I'm working on creating an ActiveX server executable with a number of interfaces. Each interface includes at least a couple methods that need to provide string output. The canonical prototype for such a method would simply accept a pointer to char for the output parameter:
HRESULT method1(char *outputString);
The ActiveX server editor dialog for method entries provides options for both input and output strings. If I specify outputString as an "output string", the prototype that's generated is:
HRESULT method1(char **outputString);
If I specify that it is an "input string", I get the desired prototype in the generated server code, but the corresponding controller code method specifies this parameter as "const char *", meaning that it can only be read, not written; so this isn't workable.

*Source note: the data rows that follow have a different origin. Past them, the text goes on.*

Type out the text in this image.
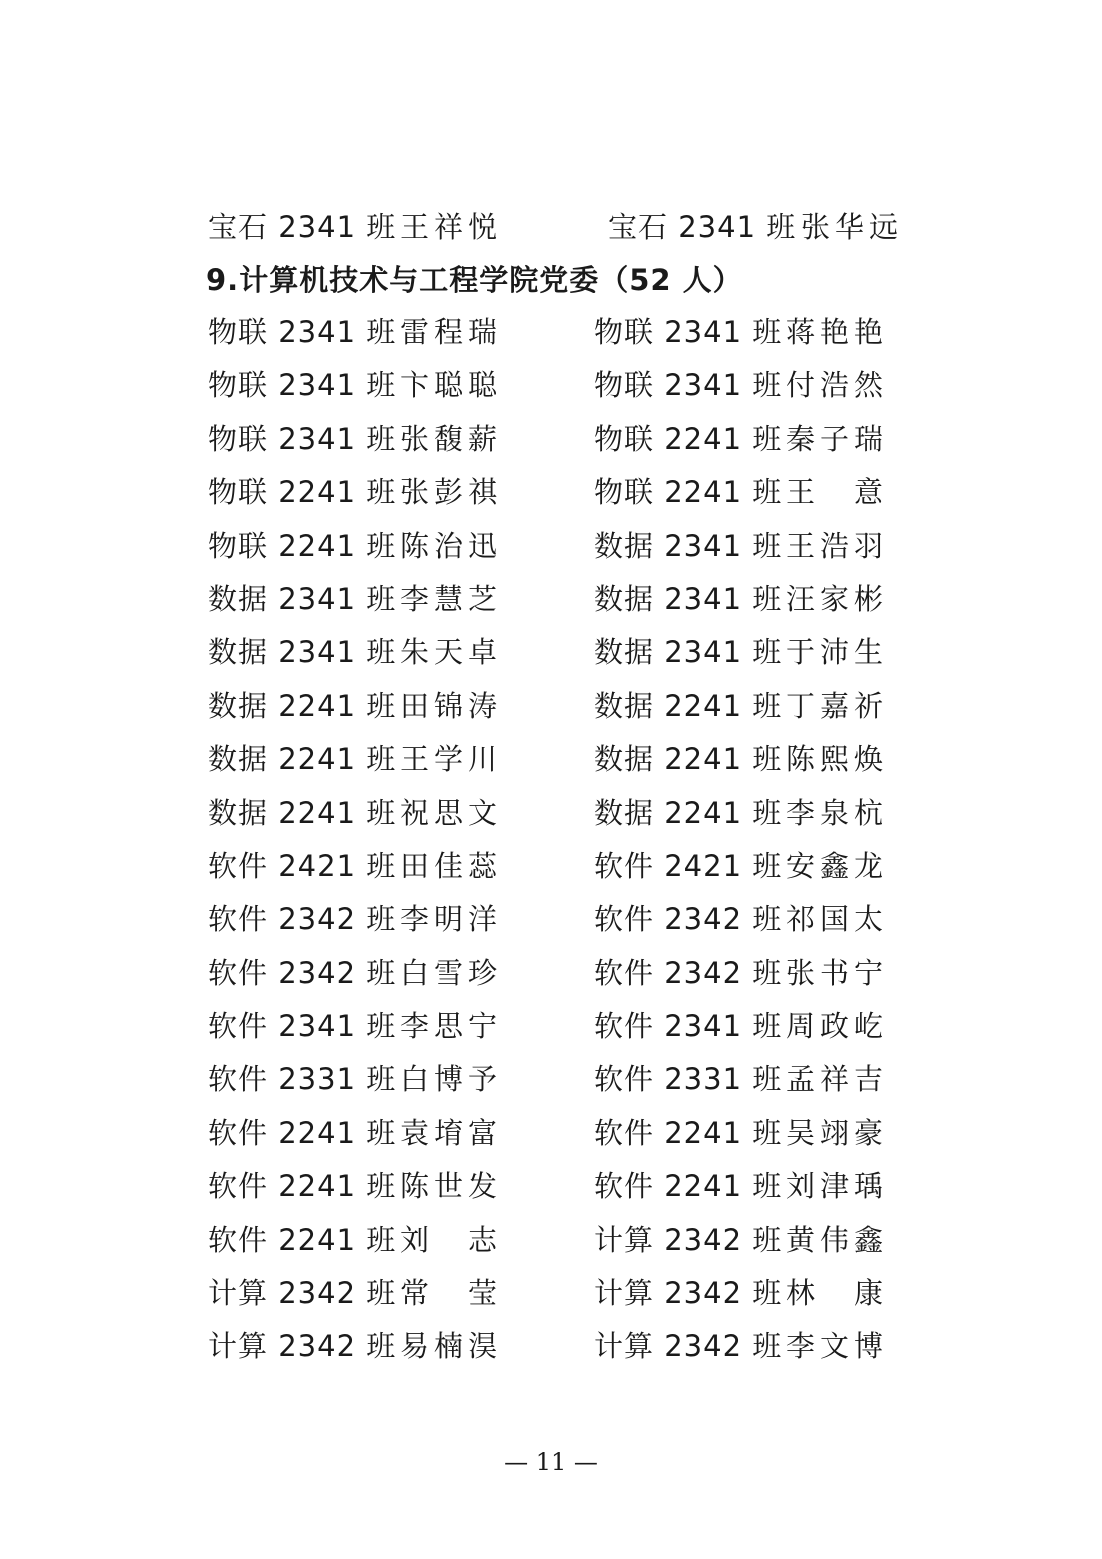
宝石 2341 班 王祥悦	宝石 2341 班 张华远
9.计算机技术与工程学院党委（52 人）
物联 2341 班 雷程瑞	物联 2341 班 蒋艳艳
物联 2341 班 卞聪聪	物联 2341 班 付浩然
物联 2341 班 张馥薪	物联 2241 班 秦子瑞
物联 2241 班 张彭祺	物联 2241 班 王　意
物联 2241 班 陈治迅	数据 2341 班 王浩羽
数据 2341 班 李慧芝	数据 2341 班 汪家彬
数据 2341 班 朱天卓	数据 2341 班 于沛生
数据 2241 班 田锦涛	数据 2241 班 丁嘉祈
数据 2241 班 王学川	数据 2241 班 陈熙焕
数据 2241 班 祝思文	数据 2241 班 李泉杭
软件 2421 班 田佳蕊	软件 2421 班 安鑫龙
软件 2342 班 李明洋	软件 2342 班 祁国太
软件 2342 班 白雪珍	软件 2342 班 张书宁
软件 2341 班 李思宁	软件 2341 班 周政屹
软件 2331 班 白博予	软件 2331 班 孟祥吉
软件 2241 班 袁堉富	软件 2241 班 吴翊豪
软件 2241 班 陈世发	软件 2241 班 刘津瑀
软件 2241 班 刘　志	计算 2342 班 黄伟鑫
计算 2342 班 常　莹	计算 2342 班 林　康
计算 2342 班 易楠淏	计算 2342 班 李文博
— 11 —
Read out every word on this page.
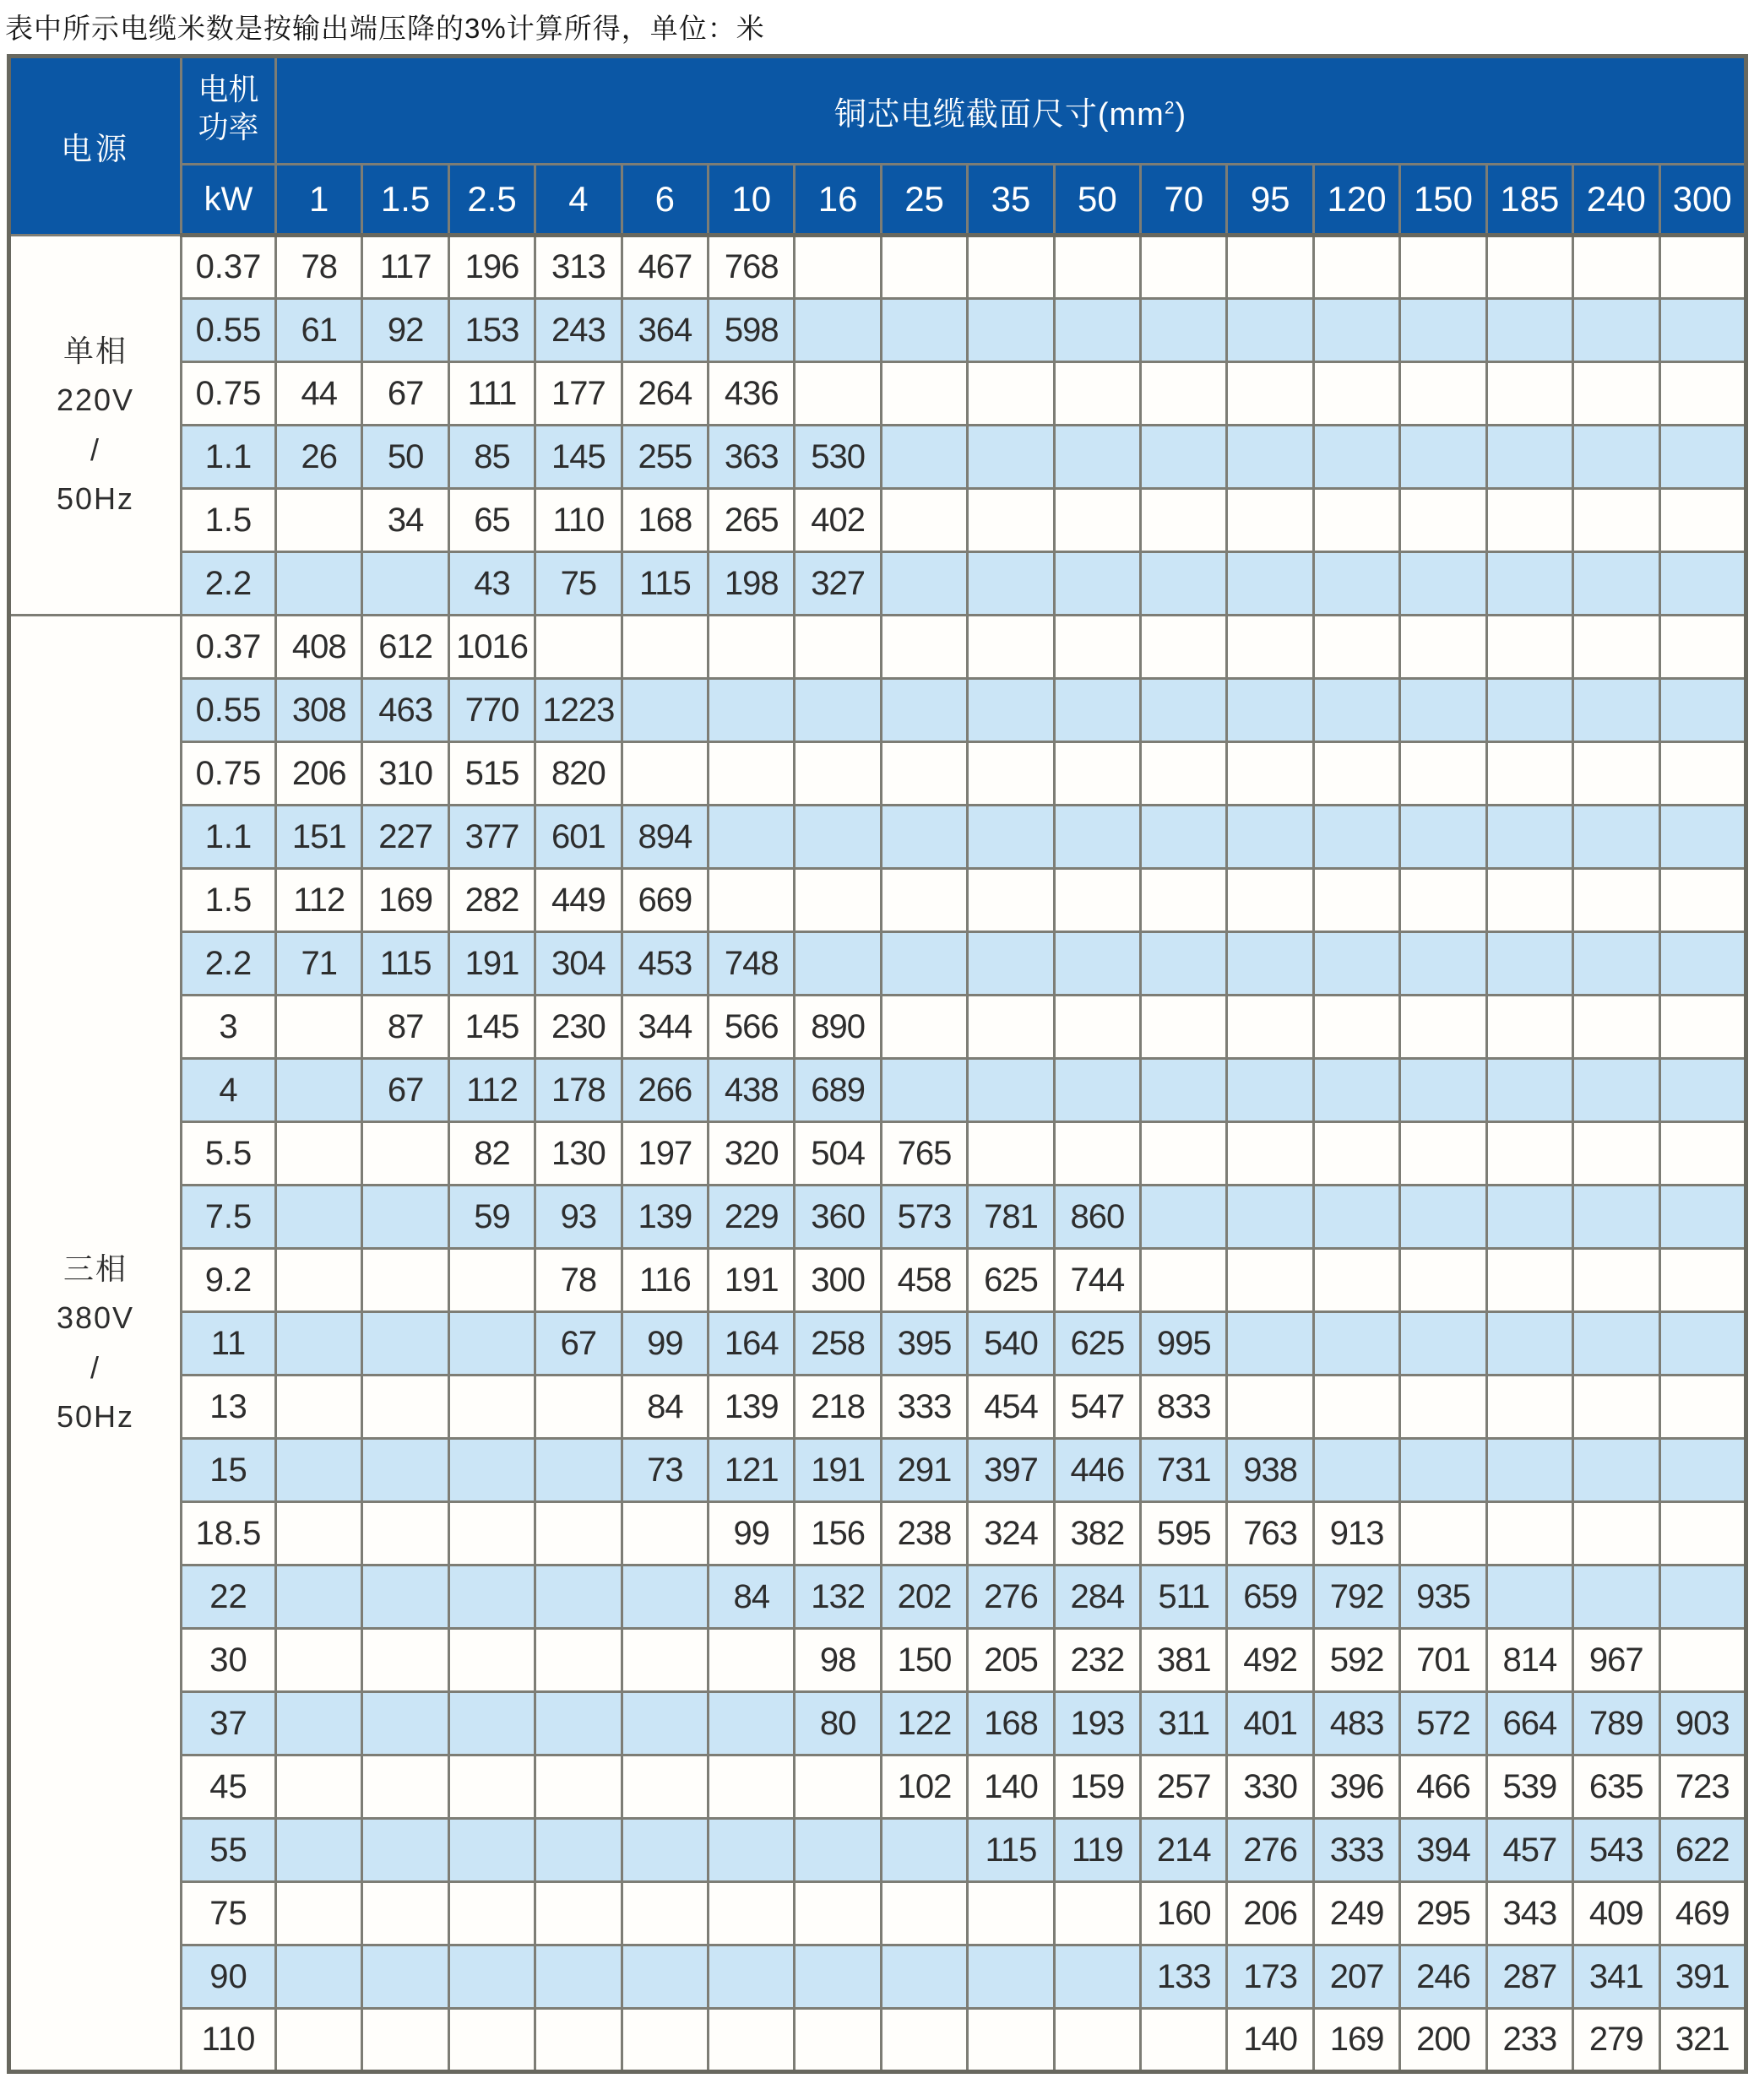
表中所示电缆米数是按输出端压降的3%计算所得，单位：米
电源	电机
功率	铜芯电缆截面尺寸$(mm^2)$																
	kW	1	1.5	2.5	4	6	10	16	25	35	50	70	95	120	150	185	240	300

单相
220V
/
50Hz	0.37	78	117	196	313	467	768											
	0.55	61	92	153	243	364	598											
	0.75	44	67	111	177	264	436											
	1.1	26	50	85	145	255	363	530										
	1.5		34	65	110	168	265	402										
	2.2			43	75	115	198	327										

三相
380V
/
50Hz	0.37	408	612	1016														
	0.55	308	463	770	1223													
	0.75	206	310	515	820													
	1.1	151	227	377	601	894												
	1.5	112	169	282	449	669												
	2.2	71	115	191	304	453	748											
	3		87	145	230	344	566	890										
	4		67	112	178	266	438	689										
	5.5			82	130	197	320	504	765									
	7.5			59	93	139	229	360	573	781	860							
	9.2				78	116	191	300	458	625	744							
	11				67	99	164	258	395	540	625	995						
	13					84	139	218	333	454	547	833						
	15					73	121	191	291	397	446	731	938					
	18.5						99	156	238	324	382	595	763	913				
	22						84	132	202	276	284	511	659	792	935			
	30							98	150	205	232	381	492	592	701	814	967	
	37							80	122	168	193	311	401	483	572	664	789	903
	45								102	140	159	257	330	396	466	539	635	723
	55									115	119	214	276	333	394	457	543	622
	75											160	206	249	295	343	409	469
	90											133	173	207	246	287	341	391
	110												140	169	200	233	279	321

If I specify that is an "output char", I also get the desired prototype, but in this situation, the generated code only copies 1 character into the output string; so this isn't workable either.
So I've tried using the prototype produced for "output string" (see above). My server implementation for this method refers to *outputString, e.g.,
to populate the output parameter. On the client side, I pass in the address of a pointer-to-char that points to a string, e.g., &op where:
char *op = output;
Each time I invoke this corresponding client-side operation, the server crashes; *outputString in the strcpy function call evaluates to NULL. I'm sure I must have something wrong with my approach here. Is there a preferred approach for handling output strings in an ActiveX server?
Many thanks in advance!
I don't know if this is helpful at all, but there is an example that uses output strings, SimpleEXE.cws. It may be beneficial to see how it is handled there. The method in question is the Add method in the IString interface.
Thanks, Steven. I had sort-of independently discovered that the use of CA_AllocMemory and CA_FreeMemory were needed to make output strings (and other output arrays) work. I've successfully tested a simple example that gives the correct result.